I know how wonderful washing machines are after watching both my mother and her mother do laundry in more primitive ways. My grandmother lived in a house with no indoor plumbing. She had a cistern pump in the kitchen (from a cistern that collected rainwater). She had to pump the water into a tea kettle and several large pots to get hot water for laundry. When each tubful of water was used she let it flow out the back door onto the ground. She then had to feed each item of clothing through a wringer attached to the top side of the machine and set the clothes aside in a basket. Refill the water with fresh water to rinse things, then through the wringer again, then finally carry the basket of clothes outside to hang them on clotheslines. She must have loved living with my parents in Florida over the winters and using their washing machine and dryer.
In the late 1940s, we had the same kind of washer when we lived in Armonk, only that house had a huge laundry room with clotheslines running along the wall from one side to the other for winter use. My grandmother had the same indoor lines I her attic, in fact. In summer we hung laundry outside on clotheslines as well, only the apple trees along the driveway always had tent caterpillars so we had to be careful about not folding them up into the laundry. Needless to say, it took all day to do all the laundry.

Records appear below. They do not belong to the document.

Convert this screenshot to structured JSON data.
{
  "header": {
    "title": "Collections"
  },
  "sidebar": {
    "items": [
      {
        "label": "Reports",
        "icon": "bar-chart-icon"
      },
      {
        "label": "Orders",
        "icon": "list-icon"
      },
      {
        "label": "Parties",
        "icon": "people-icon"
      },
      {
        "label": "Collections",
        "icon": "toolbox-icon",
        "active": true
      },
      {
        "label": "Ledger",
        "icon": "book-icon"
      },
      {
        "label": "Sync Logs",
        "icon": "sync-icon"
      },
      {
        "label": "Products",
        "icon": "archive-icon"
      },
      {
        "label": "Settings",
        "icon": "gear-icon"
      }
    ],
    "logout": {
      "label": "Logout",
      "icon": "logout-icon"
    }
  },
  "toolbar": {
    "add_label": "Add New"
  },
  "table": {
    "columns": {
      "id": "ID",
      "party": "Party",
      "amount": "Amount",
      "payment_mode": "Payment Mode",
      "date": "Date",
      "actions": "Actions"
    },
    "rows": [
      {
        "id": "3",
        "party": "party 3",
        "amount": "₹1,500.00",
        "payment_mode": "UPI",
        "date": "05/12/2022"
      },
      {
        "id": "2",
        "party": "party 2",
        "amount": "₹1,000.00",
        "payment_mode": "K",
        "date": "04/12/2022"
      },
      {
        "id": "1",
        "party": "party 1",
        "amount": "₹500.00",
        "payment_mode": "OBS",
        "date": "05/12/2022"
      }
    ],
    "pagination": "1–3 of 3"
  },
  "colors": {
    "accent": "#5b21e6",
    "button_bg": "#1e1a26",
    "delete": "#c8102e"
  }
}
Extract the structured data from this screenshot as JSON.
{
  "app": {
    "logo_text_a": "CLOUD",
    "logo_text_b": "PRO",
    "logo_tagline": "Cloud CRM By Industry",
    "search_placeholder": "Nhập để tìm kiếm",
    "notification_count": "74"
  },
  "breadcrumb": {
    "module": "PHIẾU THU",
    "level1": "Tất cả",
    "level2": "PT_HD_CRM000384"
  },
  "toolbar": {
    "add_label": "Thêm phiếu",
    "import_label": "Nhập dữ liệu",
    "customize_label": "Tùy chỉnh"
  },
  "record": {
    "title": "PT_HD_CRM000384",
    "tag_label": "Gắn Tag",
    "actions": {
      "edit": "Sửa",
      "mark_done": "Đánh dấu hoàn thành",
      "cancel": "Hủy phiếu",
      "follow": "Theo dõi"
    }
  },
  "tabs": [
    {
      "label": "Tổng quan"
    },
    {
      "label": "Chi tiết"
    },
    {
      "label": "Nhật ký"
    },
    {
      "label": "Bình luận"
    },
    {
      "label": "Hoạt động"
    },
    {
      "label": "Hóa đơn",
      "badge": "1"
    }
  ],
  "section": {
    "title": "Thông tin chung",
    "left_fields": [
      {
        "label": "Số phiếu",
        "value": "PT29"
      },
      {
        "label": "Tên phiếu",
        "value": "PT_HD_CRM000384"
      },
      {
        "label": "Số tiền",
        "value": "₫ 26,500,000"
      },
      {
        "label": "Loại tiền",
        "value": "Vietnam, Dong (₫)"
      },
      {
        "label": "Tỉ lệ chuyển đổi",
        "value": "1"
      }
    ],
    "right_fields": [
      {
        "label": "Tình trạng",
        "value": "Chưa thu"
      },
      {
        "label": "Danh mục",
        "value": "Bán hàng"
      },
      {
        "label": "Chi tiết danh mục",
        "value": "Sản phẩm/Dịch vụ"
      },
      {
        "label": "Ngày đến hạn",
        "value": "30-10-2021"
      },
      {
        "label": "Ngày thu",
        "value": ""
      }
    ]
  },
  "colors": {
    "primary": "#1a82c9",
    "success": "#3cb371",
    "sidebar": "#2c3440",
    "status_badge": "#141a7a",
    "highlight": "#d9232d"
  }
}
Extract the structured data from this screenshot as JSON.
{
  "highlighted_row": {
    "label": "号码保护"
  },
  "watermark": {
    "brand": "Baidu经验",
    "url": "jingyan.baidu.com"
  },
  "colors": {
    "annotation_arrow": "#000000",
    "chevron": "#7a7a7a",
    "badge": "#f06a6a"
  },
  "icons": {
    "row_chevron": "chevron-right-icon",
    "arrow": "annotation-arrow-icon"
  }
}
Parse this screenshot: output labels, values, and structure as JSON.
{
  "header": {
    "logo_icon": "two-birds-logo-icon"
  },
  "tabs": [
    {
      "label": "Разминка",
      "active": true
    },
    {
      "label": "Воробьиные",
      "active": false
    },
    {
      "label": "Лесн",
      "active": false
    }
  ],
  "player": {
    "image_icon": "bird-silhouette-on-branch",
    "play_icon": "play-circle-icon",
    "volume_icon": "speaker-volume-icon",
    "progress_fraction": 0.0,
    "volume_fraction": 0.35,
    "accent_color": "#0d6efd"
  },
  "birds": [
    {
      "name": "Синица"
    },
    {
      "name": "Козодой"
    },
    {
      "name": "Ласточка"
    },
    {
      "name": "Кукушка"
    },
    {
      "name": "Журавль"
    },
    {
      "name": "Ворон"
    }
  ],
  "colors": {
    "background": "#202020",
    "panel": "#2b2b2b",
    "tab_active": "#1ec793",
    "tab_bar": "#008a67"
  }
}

When I lived in the Berkshires in Western Massachusetts I had a regular washer and a dryer but I also had lines outside for hanging laundry, same as I had when I lived in a garden apartment in Brooklyn in the 1970s. Clothes dried outside on a line smell incredible. Clean and fresh. Nothing compares. At least doing laundry stopped being an all-day project, even if clothes out of a dryer will never smell as fresh and clean.
I enjoy your content and am a consistent reader and a subscriber. Please use gender neutral terms (eg, salesperson, not salesman); it makes a difference. My paid subscriptions are reserved for those writers who work toward a more equatable world at all levels. Thanks so much!
We don’t really need a new car, but my 10-yr old Golf is getting old (I realize 10 years is not old in some places, but this is Canada folks), so I thought I would take a look around and see what’s on offer.
Everything is so teched up these days, so many cars with a single point of failure wrapped up in one touch screen.
Even ‘low-tech’ cars have more tech than my current vehicle.
I have no idea what I’m going to do when the time comes, especially because the city I live in has decided that one of our jobs no longer needs a bus stop.
Does anyone out there know good options for low-tech vehicles?
I want to know too. We have two really old cars and we know we have to do something. Is it practical to simply put a fortune into keeping old cars running to avoid all this nonsense?
thanks for putting this into words! amazingly written piece. also the discussion of necessary vs unnecessary innovation kind of reminds me of this article: https://prospect.org/environment/2024-05-30-green-energy-revolution-real-innovation/
It's the phone not the washer ffs
I couldn’t agree more. The “computer” went on my washer so I had to replace it last month.